Então deram tiro mesmo!”, disse ele a si próprio.
Não entendo como o senhor pode ter dúvida”, retruquei, “pois nós ouvimos lá em casa, que é mais longe, e ainda por cima estávamos com as janelas fechadas.”
Ora, vê lá”, explicou ele, “quem está sozinho nesse descampado, com a cabeça tonta e a barriga vazia, morrendo de frio e fome, não faz outra coisa a noite toda que não ouvir tiro de canhão e gente gritando. Ouvir? Ele vê os sordado, de túnica vermelha iluminada pelos archote, vindo cercar o lugar onde ele está. Ouve chamar o número dele, ouvi gente provocando, ouve o barulho dos mosquete, ouve as ordem de ‘Preparar! Apontar! Bala nele, sordado!’, sente as mão agarrando — e não tem nada! Ora, essa noite mesmo eu vi um esquadrão de busca — vindo tudo em ordem, os desgraçado, marchando, marchando — vi bem uns cem. E os tiro!
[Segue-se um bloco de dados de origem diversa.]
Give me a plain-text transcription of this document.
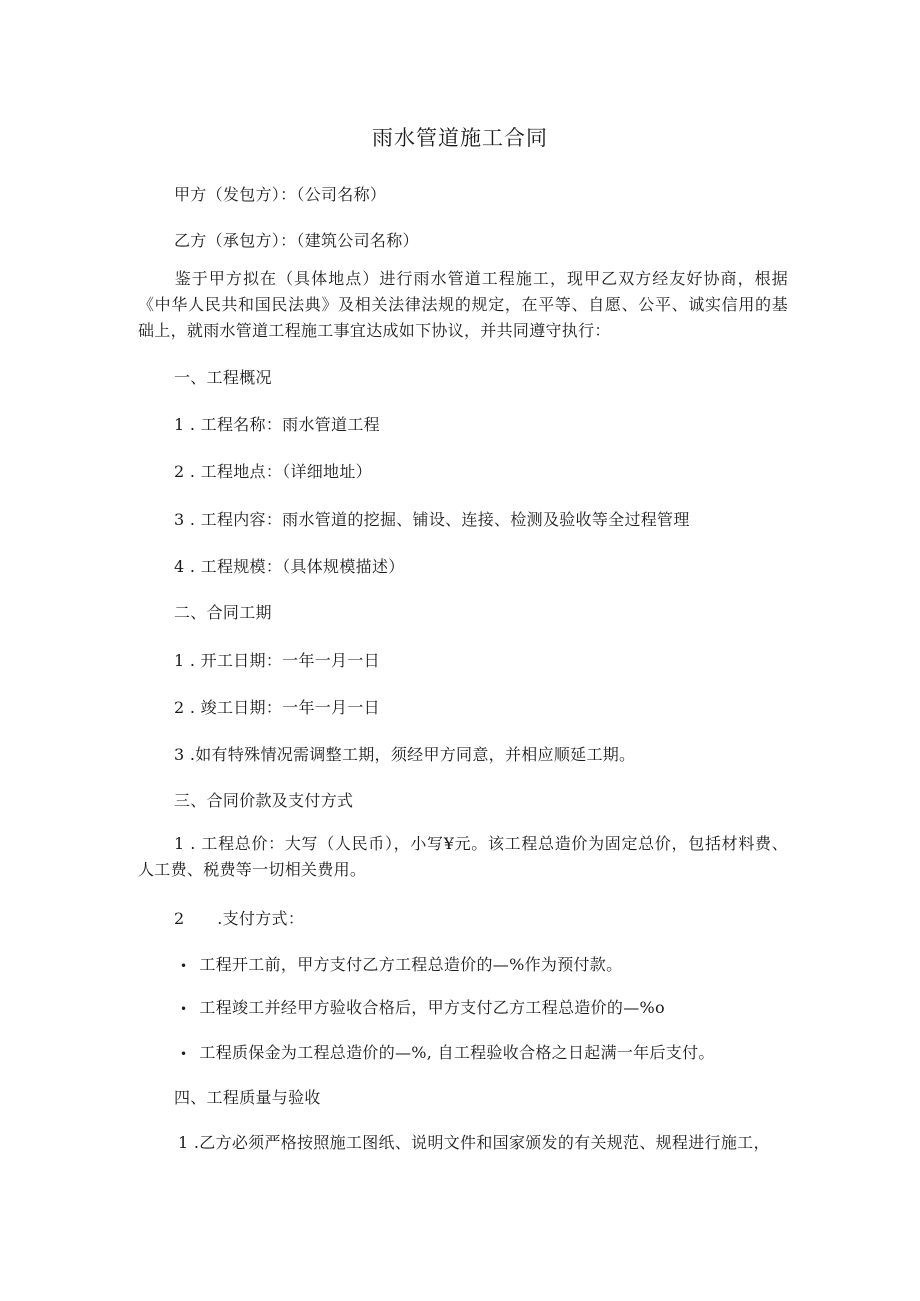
雨水管道施工合同
甲方（发包方）：（公司名称）
乙方（承包方）：（建筑公司名称）
鉴于甲方拟在（具体地点）进行雨水管道工程施工，现甲乙双方经友好协商，根据《中华人民共和国民法典》及相关法律法规的规定，在平等、自愿、公平、诚实信用的基础上，就雨水管道工程施工事宜达成如下协议，并共同遵守执行：
一、工程概况
1 . 工程名称：雨水管道工程
2 . 工程地点：（详细地址）
3 . 工程内容：雨水管道的挖掘、铺设、连接、检测及验收等全过程管理
4 . 工程规模：（具体规模描述）
二、合同工期
1 . 开工日期：一年一月一日
2 . 竣工日期：一年一月一日
3 .如有特殊情况需调整工期，须经甲方同意，并相应顺延工期。
三、合同价款及支付方式
1 . 工程总价：大写（人民币），小写¥元。该工程总造价为固定总价，包括材料费、人工费、税费等一切相关费用。
2 .支付方式：
• 工程开工前，甲方支付乙方工程总造价的—%作为预付款。
• 工程竣工并经甲方验收合格后，甲方支付乙方工程总造价的—%o
• 工程质保金为工程总造价的—%, 自工程验收合格之日起满一年后支付。
四、工程质量与验收
1 .乙方必须严格按照施工图纸、说明文件和国家颁发的有关规范、规程进行施工，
Ora, eu vi a bruma tremer com os tiro de canhão, adespois que já tinha clareado. — Mas esse homem” — ele falara até então como se tivesse esquecido a minha presença — “reparaste alguma coisa nele?”
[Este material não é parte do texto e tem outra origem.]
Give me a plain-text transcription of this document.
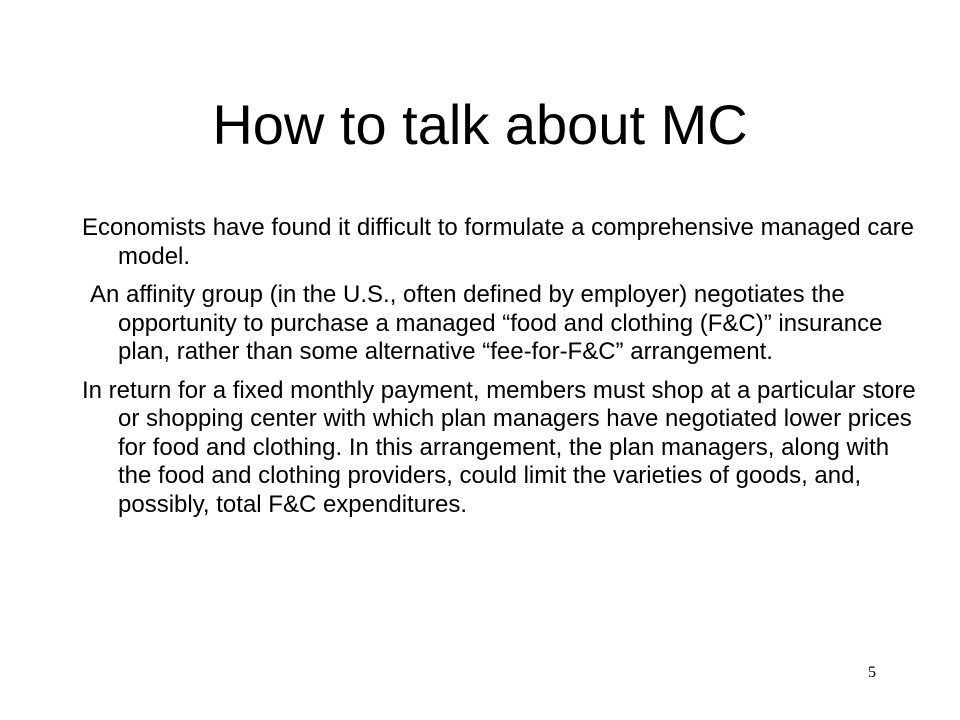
How to talk about MC

Economists have found it difficult to formulate a comprehensive managed care model.

An affinity group (in the U.S., often defined by employer) negotiates the opportunity to purchase a managed “food and clothing (F&C)” insurance plan, rather than some alternative “fee-for-F&C” arrangement.

In return for a fixed monthly payment, members must shop at a particular store or shopping center with which plan managers have negotiated lower prices for food and clothing. In this arrangement, the plan managers, along with the food and clothing providers, could limit the varieties of goods, and, possibly, total F&C expenditures.

5
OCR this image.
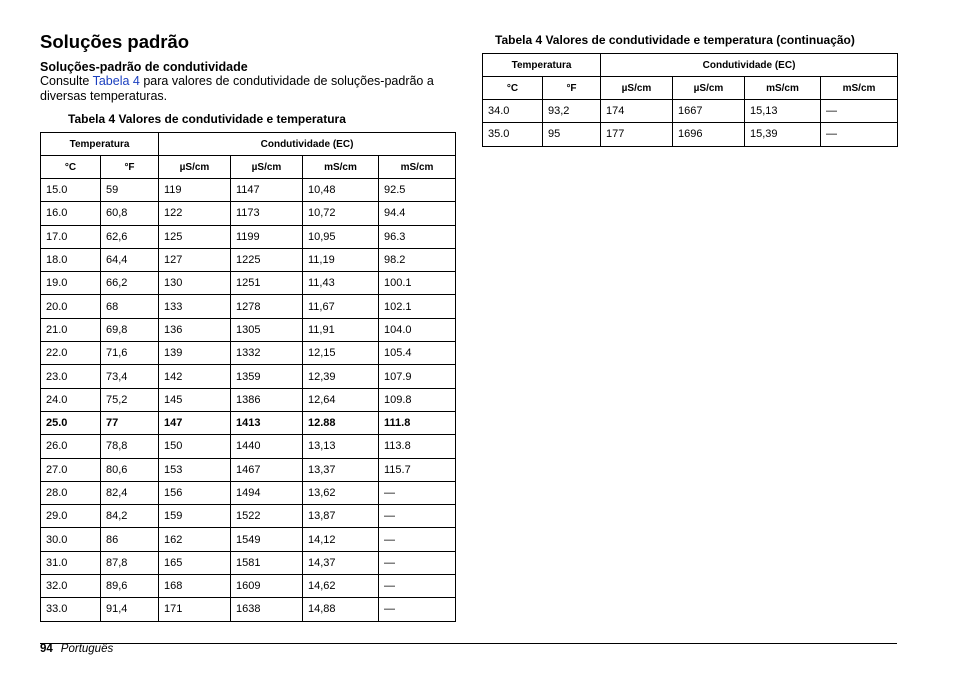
Soluções padrão
Soluções-padrão de condutividade

Consulte Tabela 4 para valores de condutividade de soluções-padrão a diversas temperaturas.

Tabela 4 Valores de condutividade e temperatura
Temperatura		Condutividade (EC)			
°C	°F	µS/cm	µS/cm	mS/cm	mS/cm
15.0	59	119	1147	10,48	92.5
16.0	60,8	122	1173	10,72	94.4
17.0	62,6	125	1199	10,95	96.3
18.0	64,4	127	1225	11,19	98.2
19.0	66,2	130	1251	11,43	100.1
20.0	68	133	1278	11,67	102.1
21.0	69,8	136	1305	11,91	104.0
22.0	71,6	139	1332	12,15	105.4
23.0	73,4	142	1359	12,39	107.9
24.0	75,2	145	1386	12,64	109.8
25.0	77	147	1413	12.88	111.8
26.0	78,8	150	1440	13,13	113.8
27.0	80,6	153	1467	13,37	115.7
28.0	82,4	156	1494	13,62	—
29.0	84,2	159	1522	13,87	—
30.0	86	162	1549	14,12	—
31.0	87,8	165	1581	14,37	—
32.0	89,6	168	1609	14,62	—
33.0	91,4	171	1638	14,88	—
Tabela 4 Valores de condutividade e temperatura (continuação)
Temperatura		Condutividade (EC)			
°C	°F	µS/cm	µS/cm	mS/cm	mS/cm
34.0	93,2	174	1667	15,13	—
35.0	95	177	1696	15,39	—
94 Português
O rosto dele estava muito machucado”, disse eu, relembrando algo que eu mal sabia que sabia.
Não aqui?”, exclamou o homem, batendo na face esquerda de modo impiedoso, com a mão aberta.
Isso, aí mesmo!”
Que é dele?” Enfiou o pouco de comida que restava no peito do casaco cinzento. “Mostra pra que lado que ele foi. Eu mato ele feito um cachorro. O diabo leve esse ferro na minha perna machucada! Me dá a lima, menino.”
Apontei a direção onde a névoa havia ocultado o outro homem, e ele levantou a vista por um instante. Mas logo se escarrapachou na grama crescida e úmida, atacando o ferro com a lima como um louco, sem ligar para mim nem para sua própria perna, onde havia uma escoriação antiga e também sangue, mas que ele manipulava com brutalidade, como se ela fosse tão insensível quanto a lima. Ele voltara a me fazer muito medo, agora que estava possuído por aquela pressa feroz, e além disso eu tinha muito medo de prolongar aquela minha saída por mais tempo. Disse-lhe que tinha de ir embora, mas ele sequer percebeu, e assim julguei que o melhor a fazer era escapulir. Quando vi o homem pela última vez, ele estava debruçado sobre o joelho e limando com força o grilhão, murmurando imprecações impacientes dirigidas ao ferro e à perna. Quando ouvi o homem pela última vez, ao parar na névoa e aguçar os ouvidos, a lima continuava em ação.